A faca fez o trabalho sujo rapidamente. Frank estava no chão enquanto o seu assassino limpava a faca. O homem à mesa falou com o assassino: “Poderíamos ter feito isso para você. Seria mais digno para o Frank.”

O assassino pôs o chapéu, guardou a faca e respondeu: “Poderia. Mas este era um negócio de família.”

FAMILY BUSINESS – O JOGO

(Cortesia de wtrollkin2000) – essa imagem é da edição da década de 80 da Mayfair, a que eu tenho. Há versões bem mais novas.

Family Business é um jogo de família – ohhhhhhhh – com o tema da disputa entre famílias criminosas. Sim, parece pelo texto de entrada que o jogo é pesado. Não é, ainda que, se formos avaliar o que acontece nele, é mais ou menos como foi acima.

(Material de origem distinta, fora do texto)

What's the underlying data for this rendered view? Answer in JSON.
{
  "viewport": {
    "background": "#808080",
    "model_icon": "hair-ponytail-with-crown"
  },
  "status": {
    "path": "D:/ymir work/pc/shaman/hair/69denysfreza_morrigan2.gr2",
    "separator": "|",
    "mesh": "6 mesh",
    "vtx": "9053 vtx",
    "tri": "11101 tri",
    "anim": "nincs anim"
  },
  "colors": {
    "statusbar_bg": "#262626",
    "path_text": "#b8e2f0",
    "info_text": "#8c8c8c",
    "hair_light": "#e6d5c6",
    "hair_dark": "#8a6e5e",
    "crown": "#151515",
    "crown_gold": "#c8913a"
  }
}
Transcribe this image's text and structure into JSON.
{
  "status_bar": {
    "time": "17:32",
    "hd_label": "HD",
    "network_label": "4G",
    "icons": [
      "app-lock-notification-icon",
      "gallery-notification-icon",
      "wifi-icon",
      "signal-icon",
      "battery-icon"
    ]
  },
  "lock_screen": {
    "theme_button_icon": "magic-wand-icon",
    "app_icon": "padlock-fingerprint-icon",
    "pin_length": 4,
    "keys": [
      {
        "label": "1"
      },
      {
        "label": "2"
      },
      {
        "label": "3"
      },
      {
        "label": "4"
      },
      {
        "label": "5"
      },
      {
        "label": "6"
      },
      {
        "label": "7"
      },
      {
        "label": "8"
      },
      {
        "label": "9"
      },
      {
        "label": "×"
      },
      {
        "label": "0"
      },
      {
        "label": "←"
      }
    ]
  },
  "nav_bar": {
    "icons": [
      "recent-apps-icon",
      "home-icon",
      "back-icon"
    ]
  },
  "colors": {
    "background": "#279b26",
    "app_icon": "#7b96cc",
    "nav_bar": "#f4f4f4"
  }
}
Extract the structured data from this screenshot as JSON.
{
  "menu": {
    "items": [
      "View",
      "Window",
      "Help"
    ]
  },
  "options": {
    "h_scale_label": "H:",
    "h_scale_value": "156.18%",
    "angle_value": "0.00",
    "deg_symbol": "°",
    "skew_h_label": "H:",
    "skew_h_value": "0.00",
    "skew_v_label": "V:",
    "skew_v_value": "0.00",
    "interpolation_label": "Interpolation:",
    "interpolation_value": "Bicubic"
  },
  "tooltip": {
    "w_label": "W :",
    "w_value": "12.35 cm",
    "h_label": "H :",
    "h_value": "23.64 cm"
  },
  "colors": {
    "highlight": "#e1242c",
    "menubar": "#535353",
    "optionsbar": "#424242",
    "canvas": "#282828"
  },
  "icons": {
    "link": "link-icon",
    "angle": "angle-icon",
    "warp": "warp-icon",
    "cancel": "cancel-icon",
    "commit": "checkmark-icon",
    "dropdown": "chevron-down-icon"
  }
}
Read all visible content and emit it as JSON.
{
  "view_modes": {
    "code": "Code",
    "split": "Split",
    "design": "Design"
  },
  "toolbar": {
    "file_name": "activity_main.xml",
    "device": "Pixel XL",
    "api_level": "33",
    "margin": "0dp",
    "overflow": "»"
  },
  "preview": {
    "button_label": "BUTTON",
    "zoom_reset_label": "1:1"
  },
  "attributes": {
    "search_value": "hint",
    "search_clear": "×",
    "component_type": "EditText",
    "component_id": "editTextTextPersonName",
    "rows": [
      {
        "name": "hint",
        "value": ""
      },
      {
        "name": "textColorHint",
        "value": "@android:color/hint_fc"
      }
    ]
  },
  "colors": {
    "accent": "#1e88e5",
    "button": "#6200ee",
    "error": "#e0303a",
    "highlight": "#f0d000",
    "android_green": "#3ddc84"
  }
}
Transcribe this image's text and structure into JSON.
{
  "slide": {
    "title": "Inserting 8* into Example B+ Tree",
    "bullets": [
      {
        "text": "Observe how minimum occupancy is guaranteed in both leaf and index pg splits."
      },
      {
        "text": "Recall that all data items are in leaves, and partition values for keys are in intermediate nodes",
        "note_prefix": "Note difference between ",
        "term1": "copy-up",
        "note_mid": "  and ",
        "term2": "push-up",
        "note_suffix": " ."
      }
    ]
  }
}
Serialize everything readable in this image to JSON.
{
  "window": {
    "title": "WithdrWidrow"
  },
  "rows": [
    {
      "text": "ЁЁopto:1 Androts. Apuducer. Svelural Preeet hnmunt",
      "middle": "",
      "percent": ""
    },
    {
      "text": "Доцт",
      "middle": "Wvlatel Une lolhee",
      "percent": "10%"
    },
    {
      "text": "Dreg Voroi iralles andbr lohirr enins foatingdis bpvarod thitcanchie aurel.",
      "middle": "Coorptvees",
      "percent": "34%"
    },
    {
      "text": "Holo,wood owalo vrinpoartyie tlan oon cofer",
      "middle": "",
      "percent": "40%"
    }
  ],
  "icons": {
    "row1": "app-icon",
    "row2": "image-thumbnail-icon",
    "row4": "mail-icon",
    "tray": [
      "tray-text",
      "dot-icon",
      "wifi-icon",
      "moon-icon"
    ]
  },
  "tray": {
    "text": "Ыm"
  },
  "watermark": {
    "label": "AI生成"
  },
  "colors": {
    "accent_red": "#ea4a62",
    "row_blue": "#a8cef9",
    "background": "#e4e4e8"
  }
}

No jogo cada participante assume o controle de uma das famílias criminosas e disputa com os demais para ser o último com alguém ainda vivo. As “famílias” (vou tirar as aspas a partir daqui, mas não são todos realmente membros de uma mesma família) disponíveis são:

– New York Mob

– Purple Gang

– Bank Robbers

– Moran Gang

– Muder Inc.

– Capone Mob

(Cortesia de Eddy V.)

Cada família tem 9 membros. E não faz diferença quem morre. Não é porque é a Gangue do Moran que o Moran tem que ser o último a morrer, ou se ele morrer primeiro a família perde alguma habilidade especial ou algo do gênero. Seria legal se algo assim ocorresse, mas isso exigiria mais regras e esse é um jogo para ser simples, rápido e sanguinário.

Na sua vez o jogador:
– Compra uma carta;

Então:
– Usa uma carta ou descarta uma carta.

E é só. Mas aí entram os efeitos das cartas, que são divididos em três tipos:

– Ataque: Contrato, Contrato Duplo, Contrato Prioritário, Assassinato (Hit), Traição Dupla, Guerra da Máfia, Emboscada, Vendetta e o Massacre do Dia de São Valentino.

– Resgate: Proteção Policial, Substituição, Intriga, Trégua, Suborno, Batida dos Federais e Dando no Pé.

– Contra-ataque: Dedo-duro, Esconderijo, Poder da Máfia e Influência da Família.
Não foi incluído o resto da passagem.